Schon damals ging es also um ein Gesamtkonzept: Naturpflege, Ökonomie und Sicherung der Lebensgrundlagen wurden selbstverständlich zusammengedacht. Wie heute, gut 300 Jahre später. Auch wenn der Begriff der Nachhaltigkeit inzwischen weiter gefasst wird. Der Duden definiert ihn als das generelle Prinzip, „nach dem nicht mehr verbraucht werden darf, als jeweils nachwachsen, sich regenerieren, künftig wieder bereitgestellt werden kann“. Und dabei gilt es, ökologische, ökonomische und soziale Aspekte gleichermaßen mit einzubeziehen: So das Konzept des „Triangle of Sustainability“, also des „Nachhaltigkeitsdreiecks“ – das übrigens auch verdeutlicht, dass Nachhaltigkeit weit mehr beinhaltet als das Streben nach Klimaneutralität.
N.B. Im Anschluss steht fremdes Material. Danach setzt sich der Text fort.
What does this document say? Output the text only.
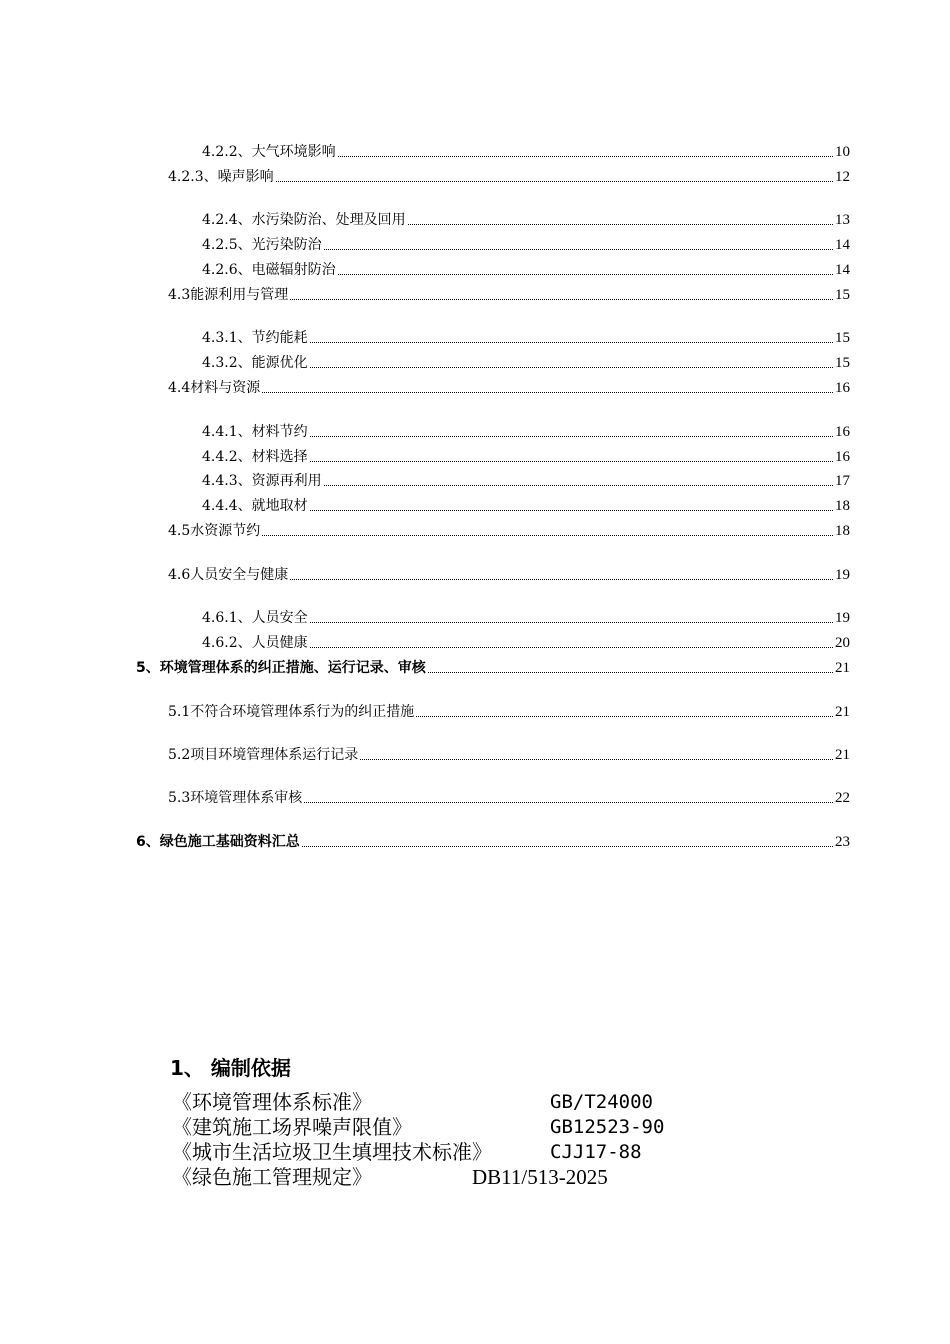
4.2.2、大气环境影响	10
4.2.3、噪声影响	12
4.2.4、水污染防治、处理及回用	13
4.2.5、光污染防治	14
4.2.6、电磁辐射防治	14
4.3能源利用与管理	15
4.3.1、节约能耗	15
4.3.2、能源优化	15
4.4材料与资源	16
4.4.1、材料节约	16
4.4.2、材料选择	16
4.4.3、资源再利用	17
4.4.4、就地取材	18
4.5水资源节约	18
4.6人员安全与健康	19
4.6.1、人员安全	19
4.6.2、人员健康	20
5、环境管理体系的纠正措施、运行记录、审核	21
5.1不符合环境管理体系行为的纠正措施	21
5.2项目环境管理体系运行记录	21
5.3环境管理体系审核	22
6、绿色施工基础资料汇总	23
1、 编制依据
《环境管理体系标准》	GB/T24000
《建筑施工场界噪声限值》	GB12523-90
《城市生活垃圾卫生填埋技术标准》	CJJ17-88
《绿色施工管理规定》	DB11/513-2025
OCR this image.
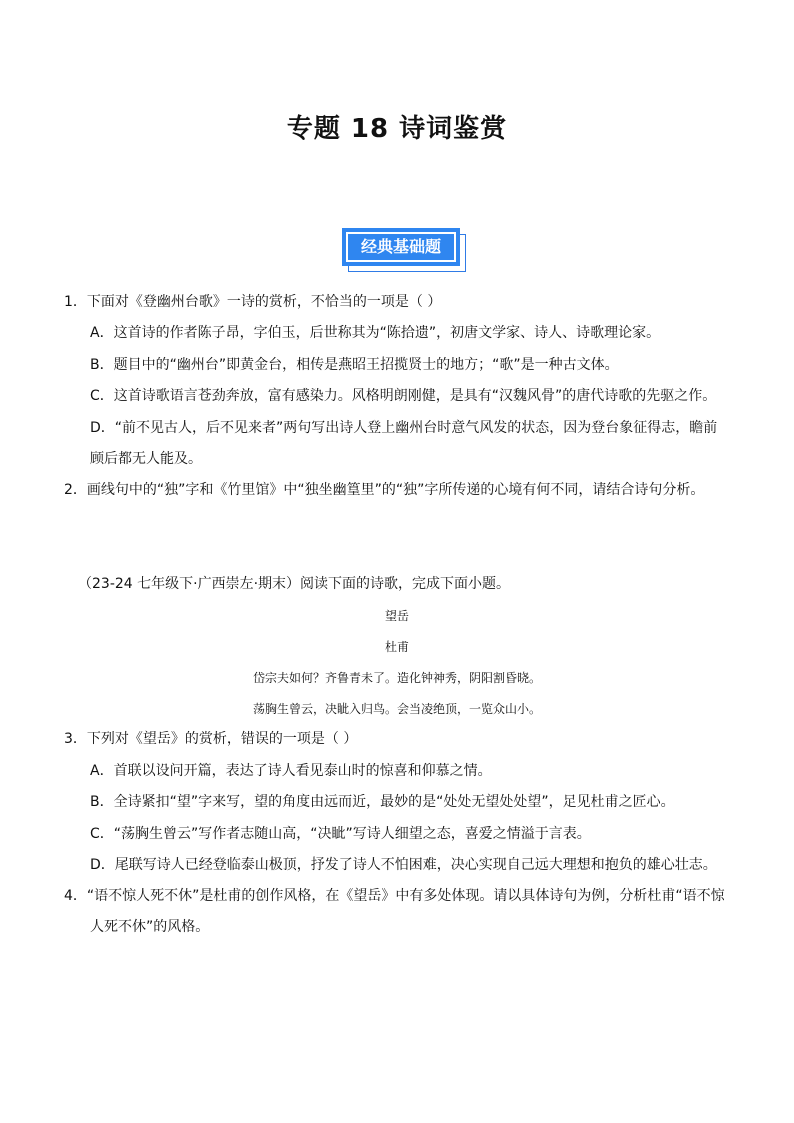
专题 18 诗词鉴赏
经典基础题
1．下面对《登幽州台歌》一诗的赏析，不恰当的一项是（ ）
A．这首诗的作者陈子昂，字伯玉，后世称其为“陈拾遗”，初唐文学家、诗人、诗歌理论家。
B．题目中的“幽州台”即黄金台，相传是燕昭王招揽贤士的地方；“歌”是一种古文体。
C．这首诗歌语言苍劲奔放，富有感染力。风格明朗刚健，是具有“汉魏风骨”的唐代诗歌的先驱之作。
D．“前不见古人，后不见来者”两句写出诗人登上幽州台时意气风发的状态，因为登台象征得志，瞻前
顾后都无人能及。
2．画线句中的“独”字和《竹里馆》中“独坐幽篁里”的“独”字所传递的心境有何不同，请结合诗句分析。
（23-24 七年级下·广西崇左·期末）阅读下面的诗歌，完成下面小题。
望岳
杜甫
岱宗夫如何？齐鲁青未了。造化钟神秀，阴阳割昏晓。
荡胸生曾云，决眦入归鸟。会当凌绝顶，一览众山小。
3．下列对《望岳》的赏析，错误的一项是（ ）
A．首联以设问开篇，表达了诗人看见泰山时的惊喜和仰慕之情。
B．全诗紧扣“望”字来写，望的角度由远而近，最妙的是“处处无望处处望”，足见杜甫之匠心。
C．“荡胸生曾云”写作者志随山高，“决眦”写诗人细望之态，喜爱之情溢于言表。
D．尾联写诗人已经登临泰山极顶，抒发了诗人不怕困难，决心实现自己远大理想和抱负的雄心壮志。
4．“语不惊人死不休”是杜甫的创作风格，在《望岳》中有多处体现。请以具体诗句为例，分析杜甫“语不惊
人死不休”的风格。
Umwelt, Soziales und Wirtschaft sind keine Gegensätze, sondern bedingen sich gegenseitig, und eine nachhaltige Strategie muss alle Momente berücksichtigen. Nach diesem Prinzip verfahren auch viele Unternehmen in Hamburg. Und sie sind sich klar, dass dies eine Reihe ganz unterschiedlicher Aspekte umfasst. „Nachhaltigkeit ist nie schwarz oder weiß, sondern es kommt drauf an“, sagt etwa Mimi Sewalski, Geschäftsführerin des Avocadostore – eines Online-Portals mit 70 Angestellten, das von der Hamburger Altstadt aus Lifestyle-Produkte vertreibt.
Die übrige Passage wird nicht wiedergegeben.